Kar aydınlığıyla diyorum kendi kendime, ilk düştüğünde bu sessiz bahçeye, kar aydınlığıyla yıkanacağım isimsiz bir silüet misali.

Geceyi dinliyorum, geceyi işitiyorum…

Halı misali yumuşacık güz yaprakları gizli bir şarkı söylüyorlar Trilye bahçesinde… Bu duayı   bir ben duyabiliyorum bir de hiçkimse…

Ayak sesleri yaklaşıyor, "aşk" çıkageliyor yanıbaşıma…

"Hoş geldin" diyorum, "seni farkettim".

"Hoşbulduk, bu senin için" diyor avucundaki şarkıyı bana uzatırken;

"Hiç, hiç mi hiç,

Pişman değilim asla ben" …

Piaf söylüyor.

"Aşk"ın duru güzel yüzüne bakıyorum… Uzunca bakıyorum ve "zor" diyorum kendi kendime.

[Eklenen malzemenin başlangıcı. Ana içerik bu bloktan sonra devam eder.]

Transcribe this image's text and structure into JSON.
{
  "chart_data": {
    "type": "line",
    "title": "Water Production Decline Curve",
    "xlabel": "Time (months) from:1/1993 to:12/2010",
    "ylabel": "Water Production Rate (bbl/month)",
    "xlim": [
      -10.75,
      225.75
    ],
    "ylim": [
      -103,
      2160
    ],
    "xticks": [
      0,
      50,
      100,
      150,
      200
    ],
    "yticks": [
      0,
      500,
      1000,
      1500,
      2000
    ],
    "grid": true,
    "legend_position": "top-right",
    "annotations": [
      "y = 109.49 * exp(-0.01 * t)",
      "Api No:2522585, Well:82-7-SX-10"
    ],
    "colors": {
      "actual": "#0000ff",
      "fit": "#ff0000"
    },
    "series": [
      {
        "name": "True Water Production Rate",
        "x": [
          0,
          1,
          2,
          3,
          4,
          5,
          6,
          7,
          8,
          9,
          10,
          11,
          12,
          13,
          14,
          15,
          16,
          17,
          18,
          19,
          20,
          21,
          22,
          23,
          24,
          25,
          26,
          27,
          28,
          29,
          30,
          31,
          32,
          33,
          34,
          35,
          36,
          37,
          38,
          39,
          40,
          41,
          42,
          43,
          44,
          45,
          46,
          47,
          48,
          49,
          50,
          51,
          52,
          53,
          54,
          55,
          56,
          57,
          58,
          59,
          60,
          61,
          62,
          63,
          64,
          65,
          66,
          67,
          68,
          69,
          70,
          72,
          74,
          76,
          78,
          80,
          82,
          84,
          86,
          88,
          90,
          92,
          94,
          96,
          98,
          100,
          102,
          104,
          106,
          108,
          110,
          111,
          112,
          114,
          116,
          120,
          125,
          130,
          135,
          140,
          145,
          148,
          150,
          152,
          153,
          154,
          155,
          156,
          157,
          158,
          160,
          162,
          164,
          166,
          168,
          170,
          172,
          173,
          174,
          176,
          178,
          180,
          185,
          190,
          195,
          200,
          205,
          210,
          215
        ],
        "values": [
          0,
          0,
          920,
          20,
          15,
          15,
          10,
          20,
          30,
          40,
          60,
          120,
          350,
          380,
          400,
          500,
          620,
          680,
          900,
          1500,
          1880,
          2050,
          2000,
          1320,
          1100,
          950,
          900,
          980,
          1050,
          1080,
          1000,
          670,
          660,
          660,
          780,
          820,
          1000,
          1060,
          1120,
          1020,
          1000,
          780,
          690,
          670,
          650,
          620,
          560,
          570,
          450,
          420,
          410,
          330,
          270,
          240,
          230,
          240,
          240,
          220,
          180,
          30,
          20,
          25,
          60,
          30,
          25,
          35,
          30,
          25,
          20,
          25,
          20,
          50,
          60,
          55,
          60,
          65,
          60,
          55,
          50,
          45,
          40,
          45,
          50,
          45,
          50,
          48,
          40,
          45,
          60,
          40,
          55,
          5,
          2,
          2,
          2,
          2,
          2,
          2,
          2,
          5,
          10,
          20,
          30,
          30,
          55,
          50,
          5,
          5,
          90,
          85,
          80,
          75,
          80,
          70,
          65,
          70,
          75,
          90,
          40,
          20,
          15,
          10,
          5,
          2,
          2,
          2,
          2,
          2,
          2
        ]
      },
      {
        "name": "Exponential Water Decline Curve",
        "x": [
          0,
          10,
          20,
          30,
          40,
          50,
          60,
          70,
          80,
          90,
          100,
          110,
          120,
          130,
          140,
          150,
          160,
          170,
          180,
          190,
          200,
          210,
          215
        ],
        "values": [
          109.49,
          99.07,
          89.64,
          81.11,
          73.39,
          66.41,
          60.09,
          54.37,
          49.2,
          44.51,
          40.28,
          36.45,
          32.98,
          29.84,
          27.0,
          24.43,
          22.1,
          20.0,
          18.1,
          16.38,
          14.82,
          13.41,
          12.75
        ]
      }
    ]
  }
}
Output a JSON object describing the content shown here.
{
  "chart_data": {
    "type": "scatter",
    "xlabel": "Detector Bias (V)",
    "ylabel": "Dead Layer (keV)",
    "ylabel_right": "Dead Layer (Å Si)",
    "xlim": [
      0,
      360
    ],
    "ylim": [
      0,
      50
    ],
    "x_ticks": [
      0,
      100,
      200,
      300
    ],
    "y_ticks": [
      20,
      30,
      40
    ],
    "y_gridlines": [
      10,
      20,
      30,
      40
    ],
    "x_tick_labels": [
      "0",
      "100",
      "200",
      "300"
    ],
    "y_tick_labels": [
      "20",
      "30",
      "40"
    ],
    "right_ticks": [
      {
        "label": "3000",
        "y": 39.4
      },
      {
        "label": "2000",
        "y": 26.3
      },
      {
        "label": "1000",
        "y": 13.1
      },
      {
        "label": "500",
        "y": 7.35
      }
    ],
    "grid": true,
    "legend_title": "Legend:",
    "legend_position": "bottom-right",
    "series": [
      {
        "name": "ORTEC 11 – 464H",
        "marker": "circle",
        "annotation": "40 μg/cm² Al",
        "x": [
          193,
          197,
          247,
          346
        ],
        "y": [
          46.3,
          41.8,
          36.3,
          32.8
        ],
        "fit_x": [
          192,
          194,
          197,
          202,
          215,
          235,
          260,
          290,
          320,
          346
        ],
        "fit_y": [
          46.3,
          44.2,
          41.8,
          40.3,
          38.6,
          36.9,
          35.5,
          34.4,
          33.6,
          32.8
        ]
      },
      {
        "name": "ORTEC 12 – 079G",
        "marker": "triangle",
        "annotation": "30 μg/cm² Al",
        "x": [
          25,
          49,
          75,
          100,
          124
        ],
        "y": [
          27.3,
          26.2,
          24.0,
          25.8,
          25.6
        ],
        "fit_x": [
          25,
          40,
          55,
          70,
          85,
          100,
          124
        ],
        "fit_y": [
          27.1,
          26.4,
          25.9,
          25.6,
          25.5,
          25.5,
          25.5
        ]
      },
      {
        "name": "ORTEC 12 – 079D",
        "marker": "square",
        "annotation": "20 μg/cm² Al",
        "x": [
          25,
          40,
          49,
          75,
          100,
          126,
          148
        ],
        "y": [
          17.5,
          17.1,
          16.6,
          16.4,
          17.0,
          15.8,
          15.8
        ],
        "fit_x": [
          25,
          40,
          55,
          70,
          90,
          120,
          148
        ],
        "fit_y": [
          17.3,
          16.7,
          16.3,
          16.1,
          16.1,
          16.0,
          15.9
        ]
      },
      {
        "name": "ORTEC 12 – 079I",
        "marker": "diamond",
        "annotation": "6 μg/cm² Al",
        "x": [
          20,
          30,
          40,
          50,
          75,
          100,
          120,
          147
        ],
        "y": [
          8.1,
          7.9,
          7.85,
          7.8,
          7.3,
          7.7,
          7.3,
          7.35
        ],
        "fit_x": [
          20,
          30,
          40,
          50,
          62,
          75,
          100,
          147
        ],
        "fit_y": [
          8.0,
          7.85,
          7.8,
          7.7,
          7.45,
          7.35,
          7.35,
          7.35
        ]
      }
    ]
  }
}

Düşüncelerimi okurmuşcasına,

"Ama imkansız değil" diyor bana. Sonra gitmek zorunda kalıyor şarkımızı ve bahçemizi bana bırakarak.

Arkasından sesleniyorum,

"Burada olacağım, ilk kar düştüğünde"

Duysun diye iyice bağırıyorum ardısıra;

"Bekleyeceğim seni"..

Durup uzaktan tebessüm ediyor bana, gözlerime nişan almış.